Like so many other communities (i.e. New York City, Detroit and San Francisco) that are also undergoing a similar transition as the Navy Yard, where Black and Brown families are being displaced and replaced by an influx of usually white, affluent, college-educated migrants under the guise of urban revitalization. Those displaced communities are often thrown into a cycle of instability and forced to combat disruptions in health care access, loss of community support networks, and additional financial and mental distress.
Waverly Place in Chinatown, San Francisco. (Credit: Russell Mondy/flickr)
However, there are communities who have survived this gentrification and displacement, such as Chinatown in San Francisco. Why..?? Because, of the Chinatown Rezoning Plan https://www.urbandisplacement.org/sites/default/files/images/urbandisplacementproject_policycasestudy_chinatown_april2016.pdf , which was implemented to protect the community from being re-designed by property developers. The result has been a community that currently retains its culture and its people.
Unfortunately, the current federal administration plans are focused on property and economic development, not on the community and its residents. As displayed by Trump’s Executive Order 13878, “Establishing a White House Council on Eliminating Regulatory Barriers to Affordable Housing,” dated June 25, 2019, https://www.whitehouse.gov/presidential-actions/executive-order-establishing-white-house-council-eliminating-regulatory-barriers-affordable-housing/ which will worsen this problem. This plan seeks to reverse many of the policies which protected communities like Chinatown in San Francisco.
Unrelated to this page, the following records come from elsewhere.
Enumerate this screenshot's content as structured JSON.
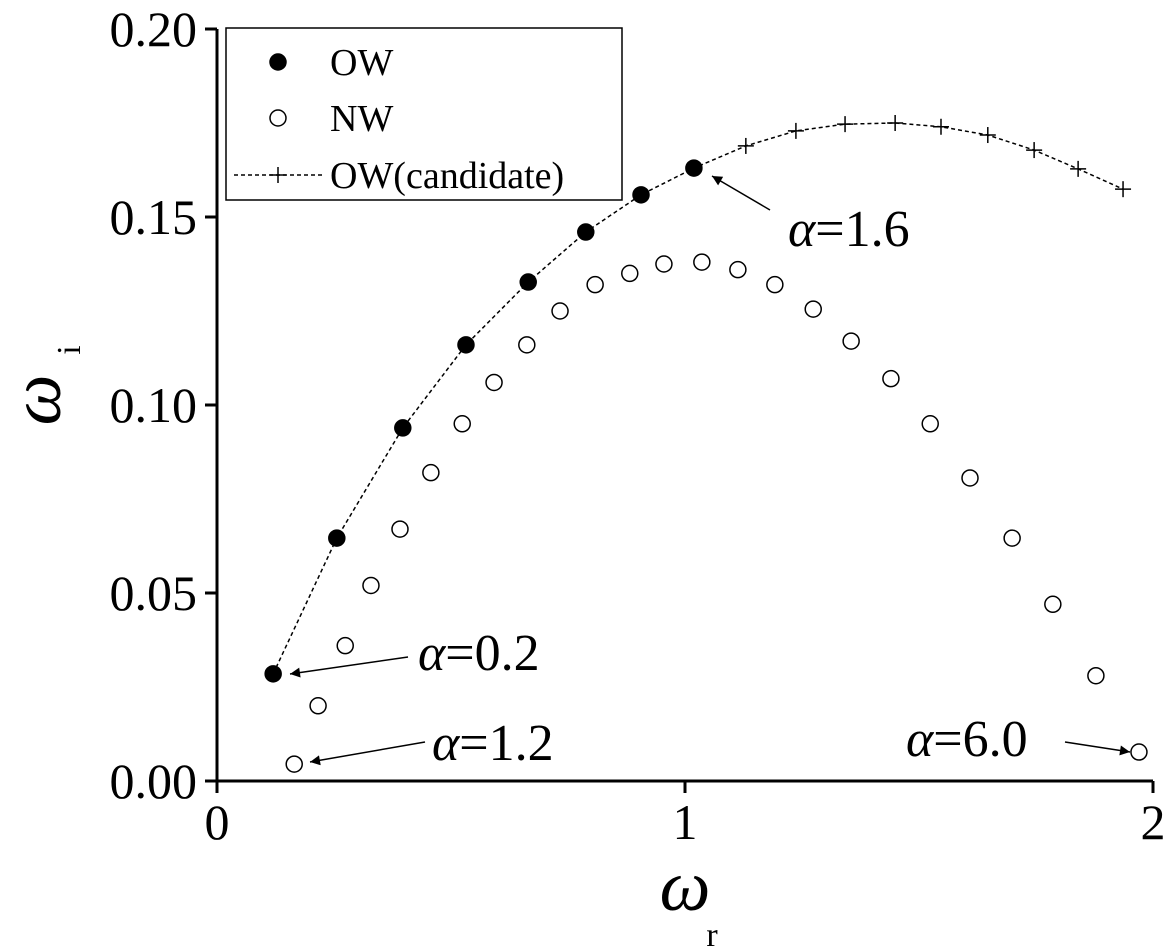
{
  "chart_data": {
    "type": "scatter",
    "x_label": {
      "symbol": "ω",
      "subscript": "r"
    },
    "y_label": {
      "symbol": "ω",
      "subscript": "i"
    },
    "xlim": [
      0,
      2
    ],
    "ylim": [
      0,
      0.2
    ],
    "xticks": [
      0,
      1,
      2
    ],
    "yticks": [
      {
        "value": 0,
        "label": "0.00"
      },
      0.05,
      {
        "value": 0.1,
        "label": "0.10"
      },
      0.15,
      {
        "value": 0.2,
        "label": "0.20"
      }
    ],
    "legend": "upper left",
    "series": [
      {
        "name": "OW",
        "color": "#000000",
        "marker": "filled-circle",
        "x": [
          0.12,
          0.256,
          0.397,
          0.532,
          0.665,
          0.788,
          0.906,
          1.019
        ],
        "values": [
          0.0285,
          0.0646,
          0.0939,
          0.116,
          0.1327,
          0.146,
          0.1559,
          0.163
        ]
      },
      {
        "name": "NW",
        "color": "#000000",
        "marker": "open-circle",
        "x": [
          0.165,
          0.216,
          0.274,
          0.329,
          0.391,
          0.457,
          0.524,
          0.592,
          0.662,
          0.733,
          0.808,
          0.882,
          0.955,
          1.036,
          1.113,
          1.192,
          1.274,
          1.355,
          1.44,
          1.524,
          1.609,
          1.699,
          1.786,
          1.878,
          1.97
        ],
        "values": [
          0.0045,
          0.02,
          0.036,
          0.052,
          0.067,
          0.082,
          0.095,
          0.106,
          0.116,
          0.125,
          0.132,
          0.135,
          0.1375,
          0.138,
          0.136,
          0.132,
          0.1255,
          0.117,
          0.107,
          0.095,
          0.0806,
          0.0646,
          0.047,
          0.028,
          0.0077
        ]
      },
      {
        "name": "OW(candidate)",
        "color": "#000000",
        "marker": "plus",
        "line": "dashed",
        "x": [
          0.12,
          0.256,
          0.397,
          0.532,
          0.665,
          0.788,
          0.906,
          1.019,
          1.13,
          1.237,
          1.342,
          1.449,
          1.547,
          1.647,
          1.746,
          1.84,
          1.936
        ],
        "values": [
          0.0285,
          0.0646,
          0.0939,
          0.116,
          0.1327,
          0.146,
          0.1559,
          0.163,
          0.1689,
          0.1729,
          0.1747,
          0.175,
          0.174,
          0.1718,
          0.1678,
          0.1628,
          0.1574
        ]
      }
    ],
    "annotations": [
      {
        "symbol": "α",
        "text": "=1.6"
      },
      {
        "symbol": "α",
        "text": "=0.2"
      },
      {
        "symbol": "α",
        "text": "=1.2"
      },
      {
        "symbol": "α",
        "text": "=6.0"
      }
    ]
  }
}
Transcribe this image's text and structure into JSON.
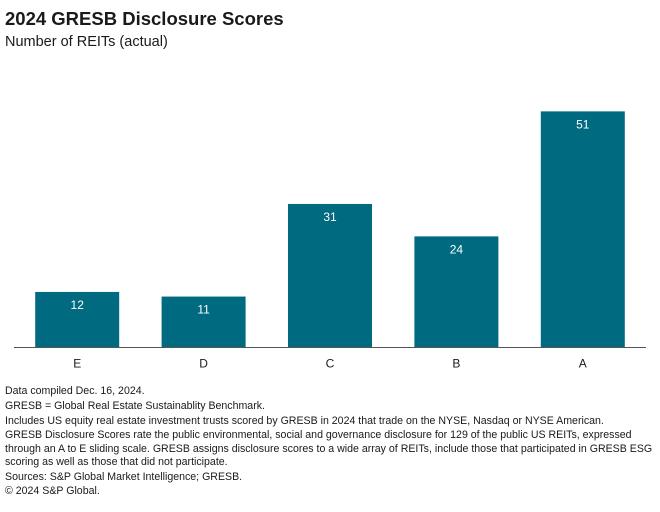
{
  "chart_data": {
    "type": "bar",
    "title": "2024 GRESB Disclosure Scores",
    "subtitle": "Number of REITs (actual)",
    "categories": [
      "E",
      "D",
      "C",
      "B",
      "A"
    ],
    "values": [
      12,
      11,
      31,
      24,
      51
    ],
    "data_labels": [
      "12",
      "11",
      "31",
      "24",
      "51"
    ],
    "ylim": [
      0,
      55
    ],
    "grid": false,
    "legend": "none",
    "bar_color": "#006a80",
    "label_color": "#ffffff",
    "axis_color": "#555555"
  },
  "notes": [
    "Data compiled Dec. 16, 2024.",
    "GRESB = Global Real Estate Sustainablity Benchmark.",
    "Includes US equity real estate investment trusts scored by GRESB in 2024 that trade on the NYSE, Nasdaq or NYSE American.",
    "GRESB Disclosure Scores rate the public environmental, social and governance disclosure for 129 of the public US REITs, expressed through an A to E sliding scale. GRESB assigns disclosure scores to a wide array of REITs, include those that participated in GRESB ESG scoring as well as those that did not participate.",
    "Sources: S&P Global Market Intelligence; GRESB.",
    "© 2024 S&P Global."
  ]
}
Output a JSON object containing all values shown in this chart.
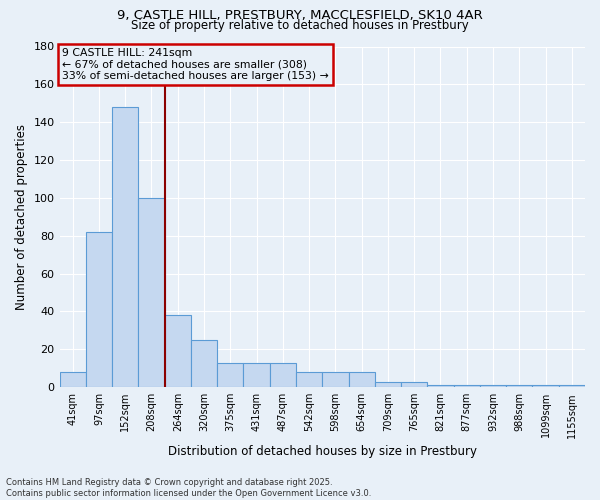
{
  "title1": "9, CASTLE HILL, PRESTBURY, MACCLESFIELD, SK10 4AR",
  "title2": "Size of property relative to detached houses in Prestbury",
  "xlabel": "Distribution of detached houses by size in Prestbury",
  "ylabel": "Number of detached properties",
  "categories": [
    "41sqm",
    "97sqm",
    "152sqm",
    "208sqm",
    "264sqm",
    "320sqm",
    "375sqm",
    "431sqm",
    "487sqm",
    "542sqm",
    "598sqm",
    "654sqm",
    "709sqm",
    "765sqm",
    "821sqm",
    "877sqm",
    "932sqm",
    "988sqm",
    "1099sqm",
    "1155sqm"
  ],
  "values": [
    8,
    82,
    148,
    100,
    38,
    25,
    13,
    13,
    13,
    8,
    8,
    8,
    3,
    3,
    1,
    1,
    1,
    1,
    1,
    1
  ],
  "bar_color": "#c5d8f0",
  "bar_edge_color": "#5b9bd5",
  "background_color": "#e8f0f8",
  "grid_color": "#ffffff",
  "vline_x": 3.5,
  "vline_color": "#8b0000",
  "annotation_title": "9 CASTLE HILL: 241sqm",
  "annotation_line1": "← 67% of detached houses are smaller (308)",
  "annotation_line2": "33% of semi-detached houses are larger (153) →",
  "box_color": "#cc0000",
  "ylim": [
    0,
    180
  ],
  "yticks": [
    0,
    20,
    40,
    60,
    80,
    100,
    120,
    140,
    160,
    180
  ],
  "footer1": "Contains HM Land Registry data © Crown copyright and database right 2025.",
  "footer2": "Contains public sector information licensed under the Open Government Licence v3.0."
}
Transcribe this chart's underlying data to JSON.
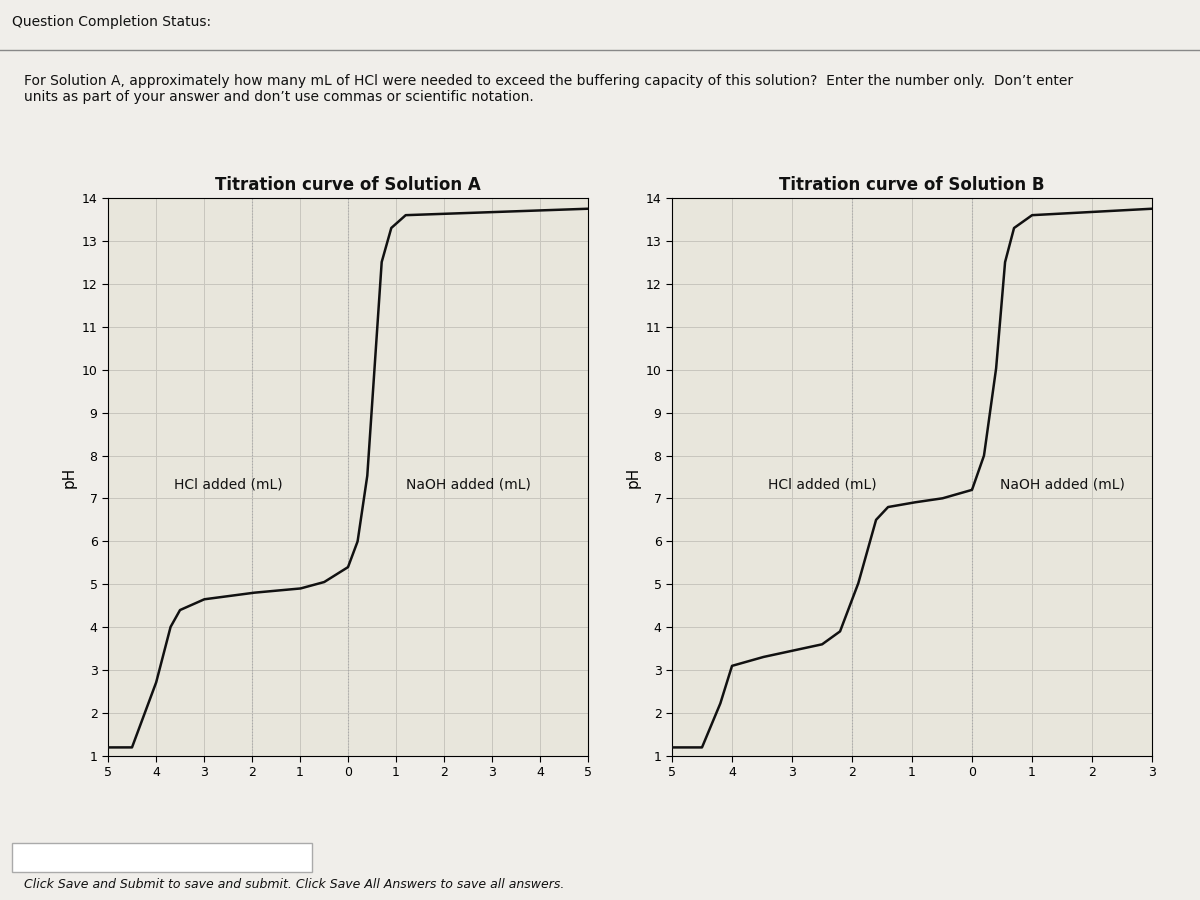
{
  "title_A": "Titration curve of Solution A",
  "title_B": "Titration curve of Solution B",
  "ylabel": "pH",
  "xlabel_hcl": "HCl added (mL)",
  "xlabel_naoh": "NaOH added (mL)",
  "page_title": "Question Completion Status:",
  "question_line1": "For Solution A, approximately how many mL of HCl were needed to exceed the buffering capacity of this solution?  Enter the number only.  Don’t enter",
  "question_line2": "units as part of your answer and don’t use commas or scientific notation.",
  "footer_text": "Click Save and Submit to save and submit. Click Save All Answers to save all answers.",
  "page_bg": "#e8e6e0",
  "content_bg": "#f0eeea",
  "plot_bg": "#e8e6dc",
  "grid_color": "#c8c6be",
  "curve_color": "#111111",
  "vline_color": "#aaaaaa",
  "title_color": "#111111",
  "text_color": "#111111",
  "ylim_min": 1,
  "ylim_max": 14,
  "yticks": [
    1,
    2,
    3,
    4,
    5,
    6,
    7,
    8,
    9,
    10,
    11,
    12,
    13,
    14
  ],
  "xticks_A": [
    -5,
    -4,
    -3,
    -2,
    -1,
    0,
    1,
    2,
    3,
    4,
    5
  ],
  "xtick_labels_A": [
    "5",
    "4",
    "3",
    "2",
    "1",
    "0",
    "1",
    "2",
    "3",
    "4",
    "5"
  ],
  "xticks_B": [
    -5,
    -4,
    -3,
    -2,
    -1,
    0,
    1,
    2,
    3
  ],
  "xtick_labels_B": [
    "5",
    "4",
    "3",
    "2",
    "1",
    "0",
    "1",
    "2",
    "3"
  ],
  "xlim_A_min": -5,
  "xlim_A_max": 5,
  "xlim_B_min": -5,
  "xlim_B_max": 3
}
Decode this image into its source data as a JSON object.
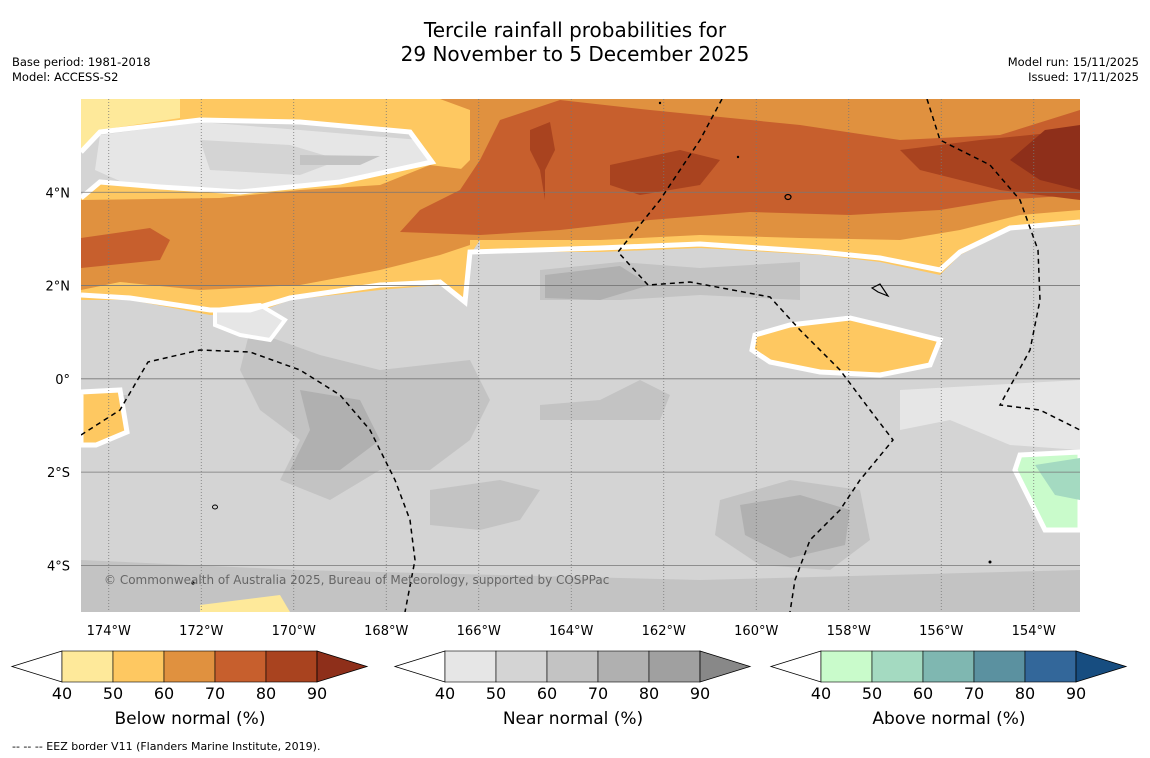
{
  "header": {
    "title": "Tercile rainfall probabilities for\n29 November to 5 December 2025",
    "base_period": "Base period: 1981-2018",
    "model": "Model: ACCESS-S2",
    "model_run": "Model run: 15/11/2025",
    "issued": "Issued: 17/11/2025"
  },
  "map": {
    "lon_labels": [
      "174°W",
      "172°W",
      "170°W",
      "168°W",
      "166°W",
      "164°W",
      "162°W",
      "160°W",
      "158°W",
      "156°W",
      "154°W"
    ],
    "lon_values": [
      -174,
      -172,
      -170,
      -168,
      -166,
      -164,
      -162,
      -160,
      -158,
      -156,
      -154
    ],
    "lat_labels": [
      "4°N",
      "2°N",
      "0°",
      "2°S",
      "4°S"
    ],
    "lat_values": [
      4,
      2,
      0,
      -2,
      -4
    ],
    "extent": {
      "lon_min": -174.6,
      "lon_max": -153.0,
      "lat_min": -5.0,
      "lat_max": 6.0
    },
    "copyright": "© Commonwealth of Australia 2025, Bureau of Meteorology, supported by COSPPac",
    "colors": {
      "below": [
        "#fee99a",
        "#fec861",
        "#e0913f",
        "#c75f2d",
        "#a9431f",
        "#8e2f1a"
      ],
      "near": [
        "#e6e6e6",
        "#d4d4d4",
        "#c3c3c3",
        "#b0b0b0",
        "#a0a0a0",
        "#888888"
      ],
      "above": [
        "#c9fbcb",
        "#a4dac1",
        "#7fb7b1",
        "#5b91a0",
        "#33679a",
        "#174d80"
      ],
      "grid": "#777777"
    }
  },
  "colorbars": [
    {
      "label": "Below normal (%)",
      "ticks": [
        "40",
        "50",
        "60",
        "70",
        "80",
        "90"
      ]
    },
    {
      "label": "Near normal (%)",
      "ticks": [
        "40",
        "50",
        "60",
        "70",
        "80",
        "90"
      ]
    },
    {
      "label": "Above normal (%)",
      "ticks": [
        "40",
        "50",
        "60",
        "70",
        "80",
        "90"
      ]
    }
  ],
  "footnote": "--  --  -- EEZ border V11 (Flanders Marine Institute, 2019)."
}
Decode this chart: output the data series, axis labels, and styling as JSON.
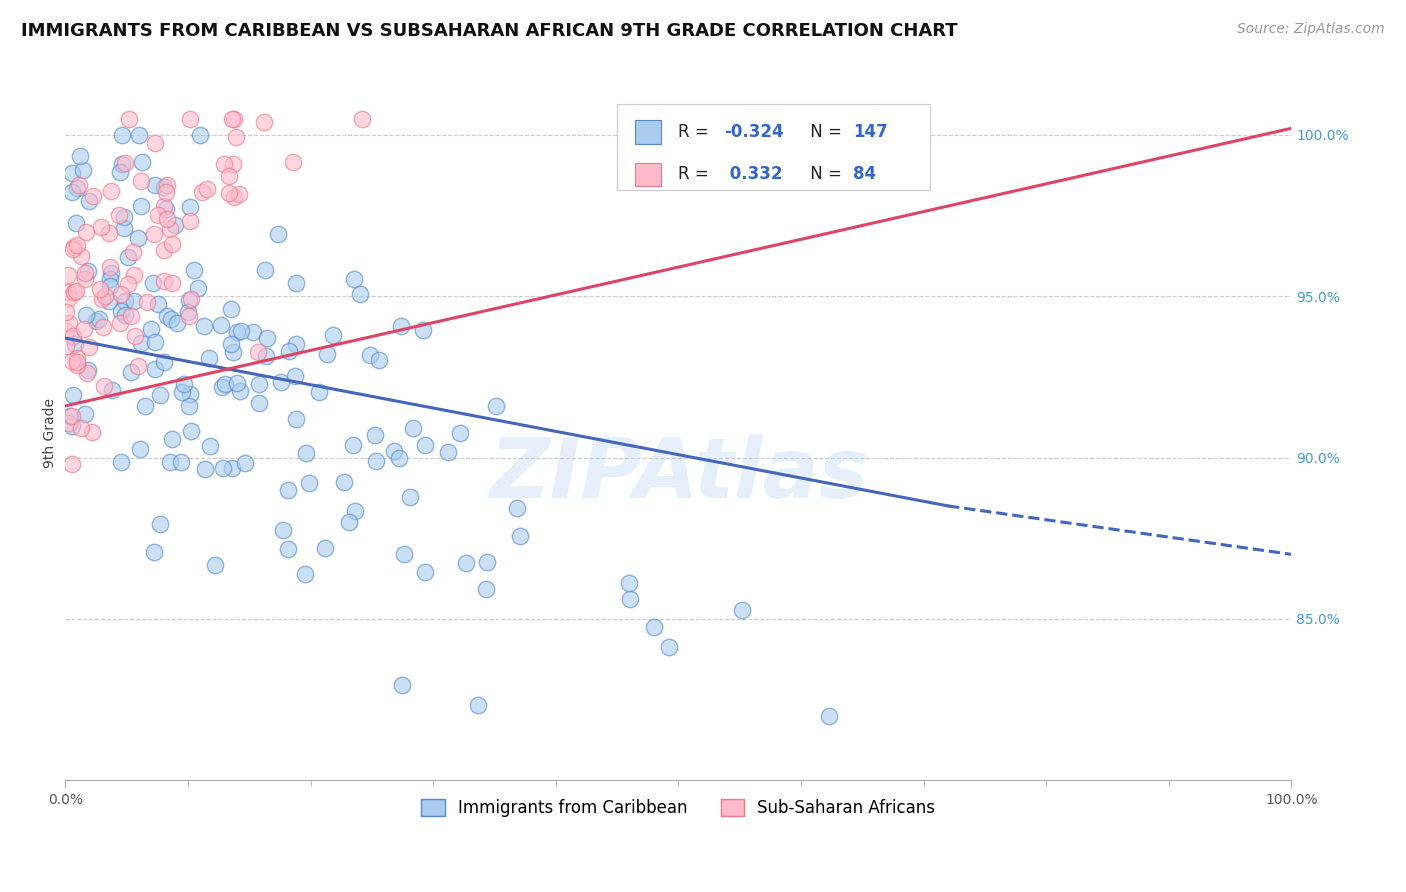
{
  "title": "IMMIGRANTS FROM CARIBBEAN VS SUBSAHARAN AFRICAN 9TH GRADE CORRELATION CHART",
  "source": "Source: ZipAtlas.com",
  "ylabel": "9th Grade",
  "y_tick_labels": [
    "85.0%",
    "90.0%",
    "95.0%",
    "100.0%"
  ],
  "y_tick_values": [
    0.85,
    0.9,
    0.95,
    1.0
  ],
  "x_lim": [
    0.0,
    1.0
  ],
  "y_lim": [
    0.8,
    1.015
  ],
  "legend_blue_label": "Immigrants from Caribbean",
  "legend_pink_label": "Sub-Saharan Africans",
  "R_blue": -0.324,
  "N_blue": 147,
  "R_pink": 0.332,
  "N_pink": 84,
  "blue_face": "#AACCEE",
  "blue_edge": "#5588CC",
  "pink_face": "#FFBBCC",
  "pink_edge": "#EE7788",
  "blue_trend_color": "#4466BB",
  "pink_trend_color": "#DD4466",
  "watermark": "ZIPAtlas",
  "title_fontsize": 13,
  "source_fontsize": 10,
  "axis_label_fontsize": 10,
  "tick_fontsize": 10,
  "legend_fontsize": 12
}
Avila concludes by stating that he and other environmental health leaders, have a critical role to play in righting this wrong, and need to advocate for rapid change as these issues persist and grow. He also says, we have to be stewards of the public and demand greater accountability from those in office and in positions of power who can implement policies, laws, regulations and programs at the state and federal levels. Additionally, what is needed is to provide grassroots services to organizations who have the ability to listen, educate and mobilize communities that are at risk of displacement. This will help them stay in and improve their communities from the ground up and collectively echo their demand for tangible action and change.